Load Balancing • Health Checks & Failure DetectionMedium⏱️ ~3 min
Active Probing vs Passive Failure Detection
Load balancers and orchestrators detect failures through two complementary approaches: active probing and passive observation. Each trades off detection speed, accuracy, and operational overhead in different ways.
Active checks send periodic probes like HTTP requests, TCP connection attempts, or agent queries from the load balancer to backend instances. AWS load balancers commonly probe every 5 to 30 seconds with configurable timeouts of 2 to 5 seconds and thresholds of 2 to 3 consecutive failures before marking unhealthy. This means at 10 second intervals with 2 failure threshold, detection takes roughly 20 to 25 seconds. The advantage is bounded, predictable load and the ability to detect total hangs even without traffic. The downside is slower reaction to real user impact and potential false positives during network partitions.
Passive checks observe actual request errors and latency to infer endpoint health. Envoy and HAProxy implement outlier ejection that removes hosts after detecting consecutive 5xx responses (typically 3 to 5) or abnormal latency compared to cluster peers. Netflix pairs slow Eureka registry updates (90+ second eviction windows) with client side passive metrics that trip circuit breakers in under 1 second when error rates exceed 50% over a 10 second rolling window with minimum volume of 20 requests. This reacts to actual user impact much faster than synthetic probes.
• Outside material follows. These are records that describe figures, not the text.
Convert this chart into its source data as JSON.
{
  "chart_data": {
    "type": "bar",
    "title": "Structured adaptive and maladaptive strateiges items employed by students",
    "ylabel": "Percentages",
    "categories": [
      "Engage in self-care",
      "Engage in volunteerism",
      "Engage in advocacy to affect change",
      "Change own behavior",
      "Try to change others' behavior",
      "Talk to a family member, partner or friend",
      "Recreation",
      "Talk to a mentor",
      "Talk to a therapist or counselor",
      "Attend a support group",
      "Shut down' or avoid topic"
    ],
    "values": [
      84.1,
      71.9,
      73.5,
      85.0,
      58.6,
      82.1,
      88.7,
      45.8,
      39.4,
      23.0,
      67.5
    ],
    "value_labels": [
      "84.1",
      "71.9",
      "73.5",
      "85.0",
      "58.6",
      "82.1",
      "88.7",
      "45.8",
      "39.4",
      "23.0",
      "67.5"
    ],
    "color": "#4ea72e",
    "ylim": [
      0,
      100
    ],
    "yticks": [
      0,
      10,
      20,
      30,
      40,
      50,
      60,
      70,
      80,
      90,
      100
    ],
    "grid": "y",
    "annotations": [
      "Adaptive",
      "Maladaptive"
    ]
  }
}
The best production systems combine both approaches. Google uses active probes at 1 to 10 second cadence with 2 to 3 failure thresholds from multiple regions, achieving 5 to 30 second detection under tuned configs, while also implementing passive request tracking to catch gray failures where health endpoints return 200 but actual requests experience high tail latency due to issues like CPU soft lockups or network interface problems.
💡 Key Takeaways
•Active probes at AWS defaults of 30 second intervals with 2 failure threshold yield 60 to 70 second detection times. Tuning to 5 to 10 second intervals with 2 to 3 thresholds reduces this to 10 to 30 seconds for SLO compliance.
•Passive detection can react in under 1 second to actual traffic failures. Netflix circuit breakers trip at over 50% errors in 10 second windows, catching problems before the 90 second Eureka registry eviction completes.
•Active checks risk false positives during garbage collection pauses or network jitter. Phi accrual failure detectors (used by Cassandra with 1 second heartbeats and phi threshold around 8) treat failure as a suspicion level rather than binary timeout, achieving 8 to 12 second typical detection while tolerating Java stop the world pauses.
•Passive observation can conflate client bugs with server health. A buggy client sending malformed requests causes 4xx errors that look like backend problems. Separate 5xx (server fault) from 4xx (client fault) in outlier detection logic.
•Combining both approaches catches different failure modes. Active probes detect complete hangs without traffic, while passive metrics catch gray failures where health endpoints lie but real requests fail with high tail latency or partial errors.
📌 Examples
Envoy outlier ejection removes hosts after 5 consecutive 5xx responses with a base ejection time of 30 seconds, then gradually reinstates via half open probes. This catches real traffic failures faster than periodic health checks.
Cassandra uses phi accrual failure detector with 1 second heartbeats and phi threshold of 8. This yields roughly 8 to 12 second detection depending on variance, balancing sensitivity against tolerance for Java garbage collection pauses that can freeze a process for seconds.
Google production runs black box probers from multiple regions at 1 to 10 second cadence. They require failures from multiple vantage points before global removal to distinguish local network issues from true service outages, avoiding split brain scenarios during availability zone partitions.